Op/Ed Fridays: the news forcing its irrelevance on us
If you read this page, you know I consider the government’s spying one of the greatest threats to freedom we face. Even wars we enter with some intent to stop some day, but I don’t see anyone who wants to increase the spying acknowledging any intent to scale it back. It looks to me a one-way increase in the executive branch’s power at the expense of the other two branches’, one of the major risks the founders tried to guard against. They were rebelling against the tyranny that results from unaccountable centralized authority.
Even if you don’t agree on my perspective, you probably agree the issue is important enough for people to discuss.
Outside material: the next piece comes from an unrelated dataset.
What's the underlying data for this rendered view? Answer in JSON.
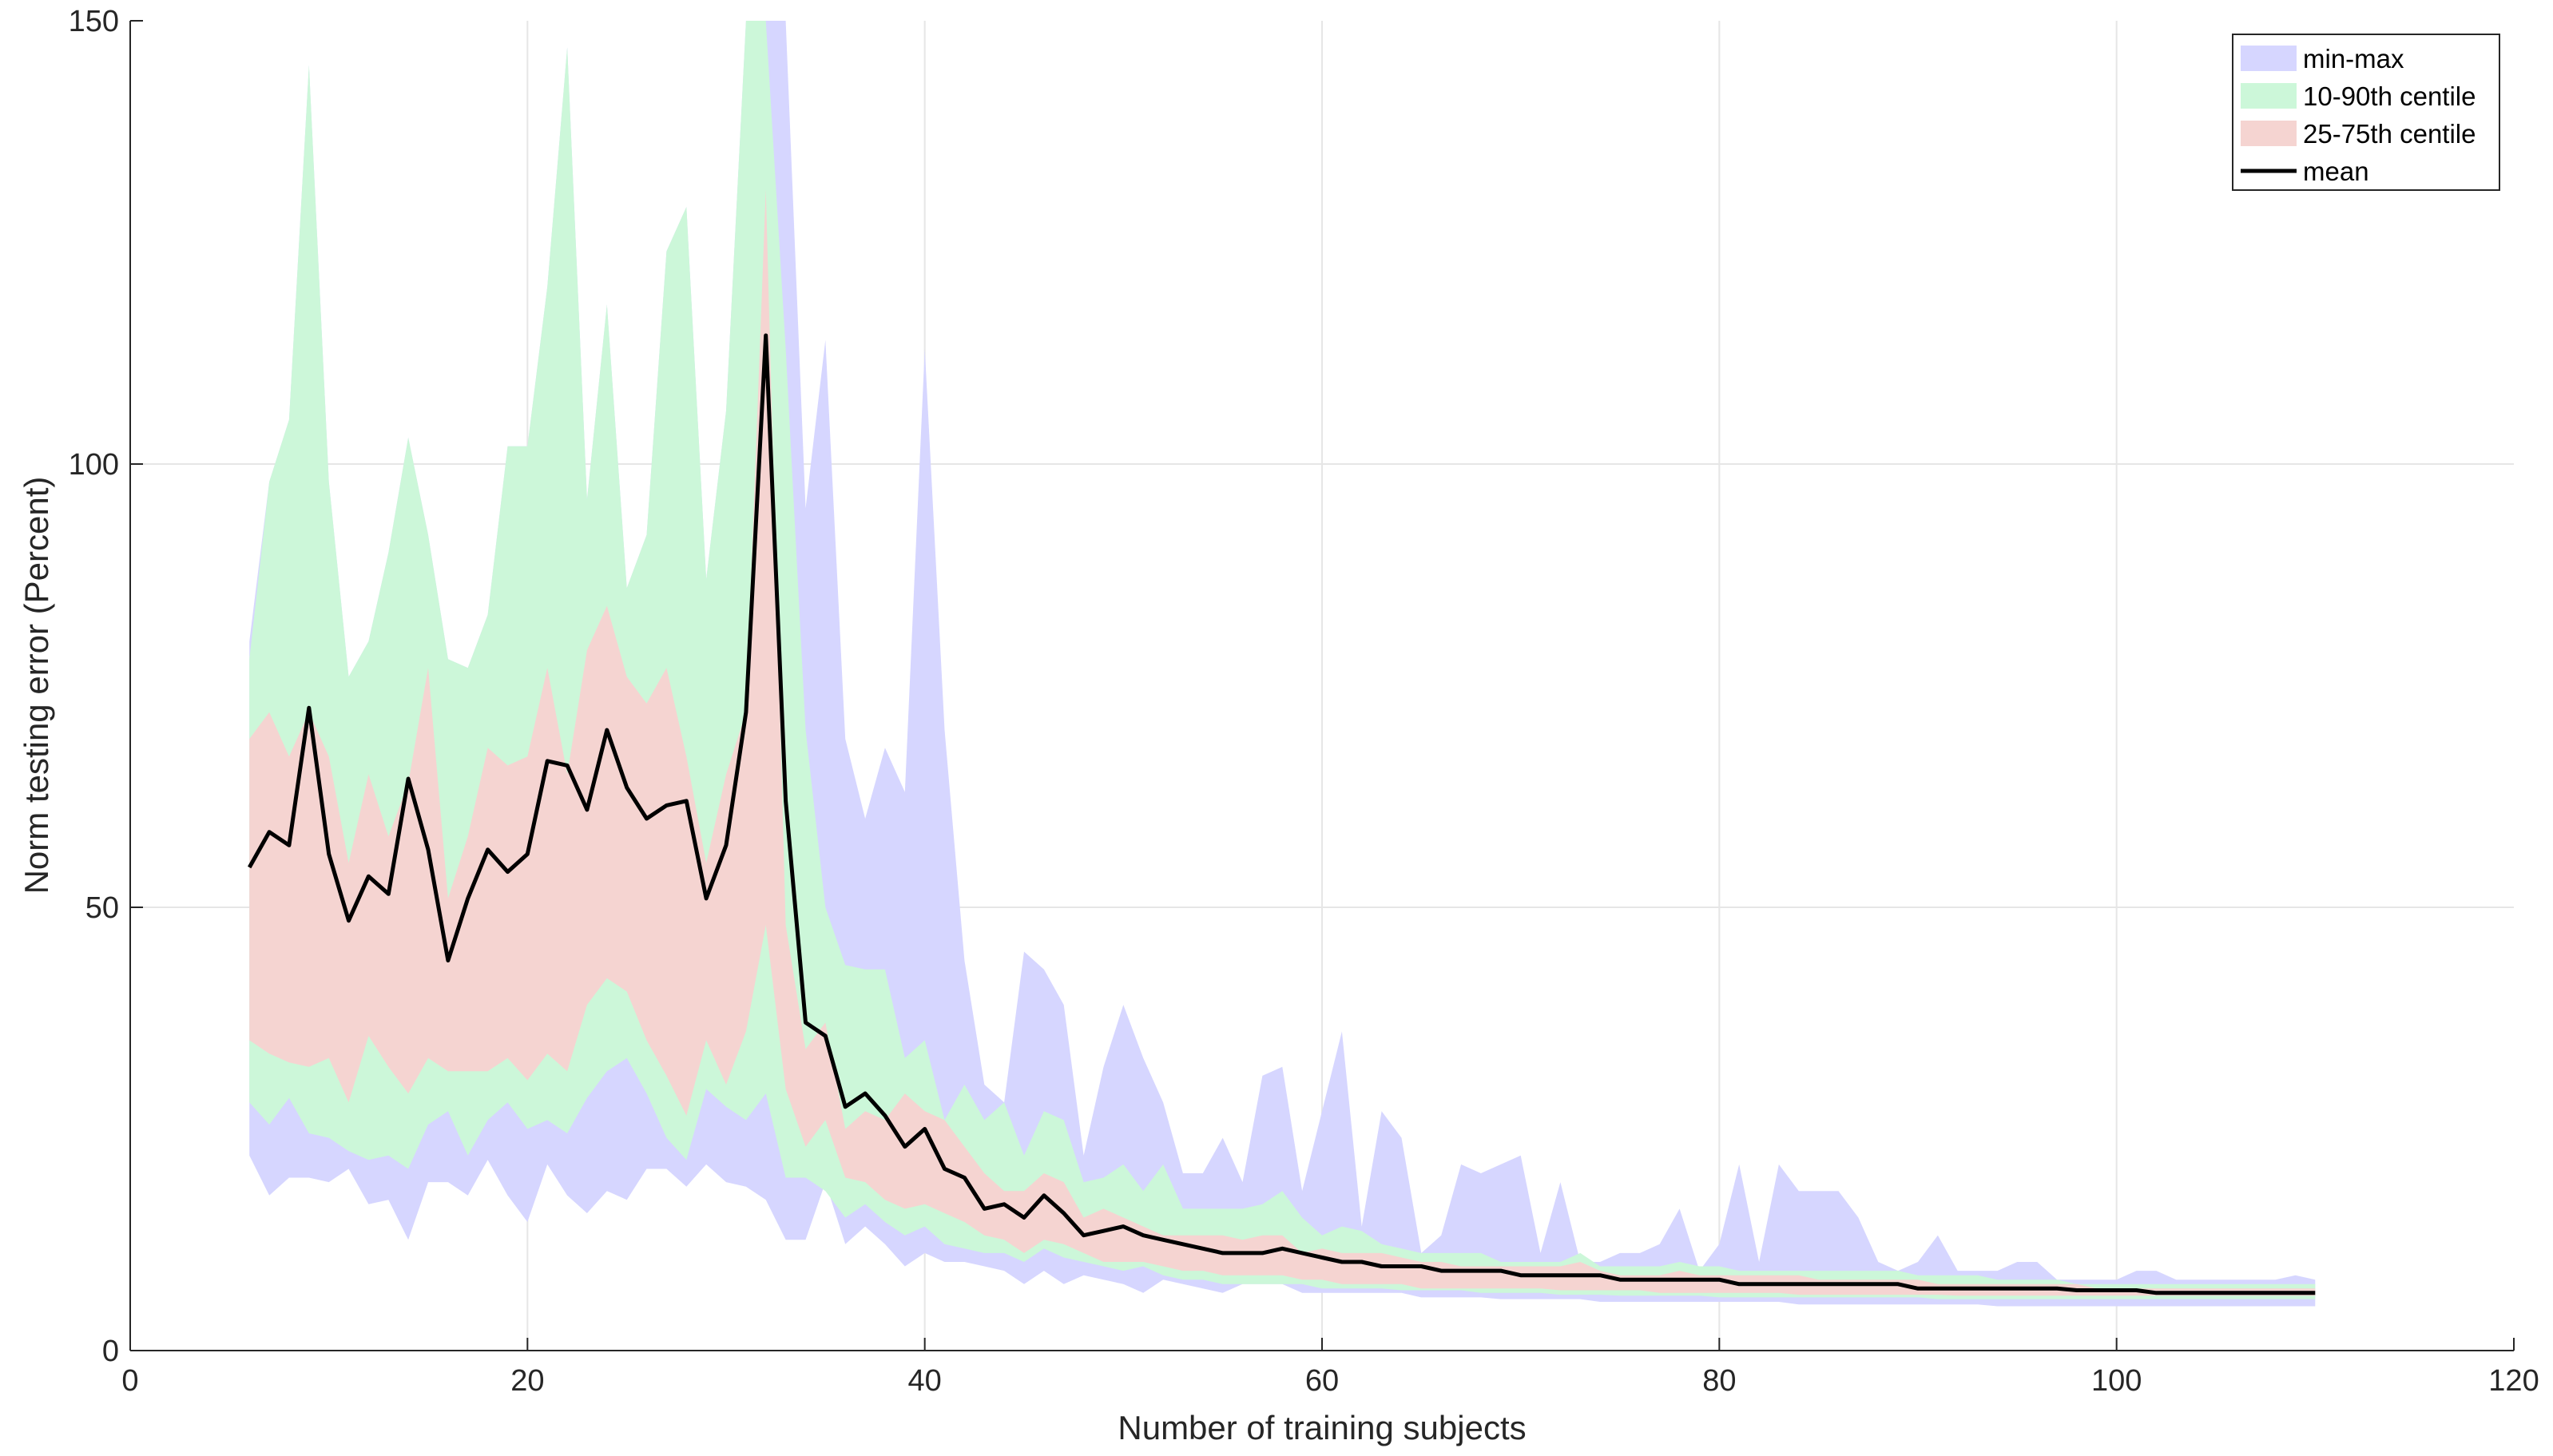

Even if you don’t agree you’d value discussing it, you probably agree at least people in the government should talk about it publicly. If so, you probably agree the news should cover it.
Below is the news doing just that, only to interrupt itself, interrupting a former legislator mid-sentence, in what at least some viewers consider one of the greatest topics of our time to describe a minor update in Justin Bieber’s court proceeding!
I avoid watching and reading the news, always remembering the media wants to sell ads. Years ago I would have recoiled from the idea, but after trying it out and finding myself no less informed of things that matter after the experiment, I stopped.
I would have thought the news would try to stop this impression, but apparently not. It’s forcing its irrelevance on us. I wonder what kind of shame the people involved in that report feel, seeing that video at over six million views and counting.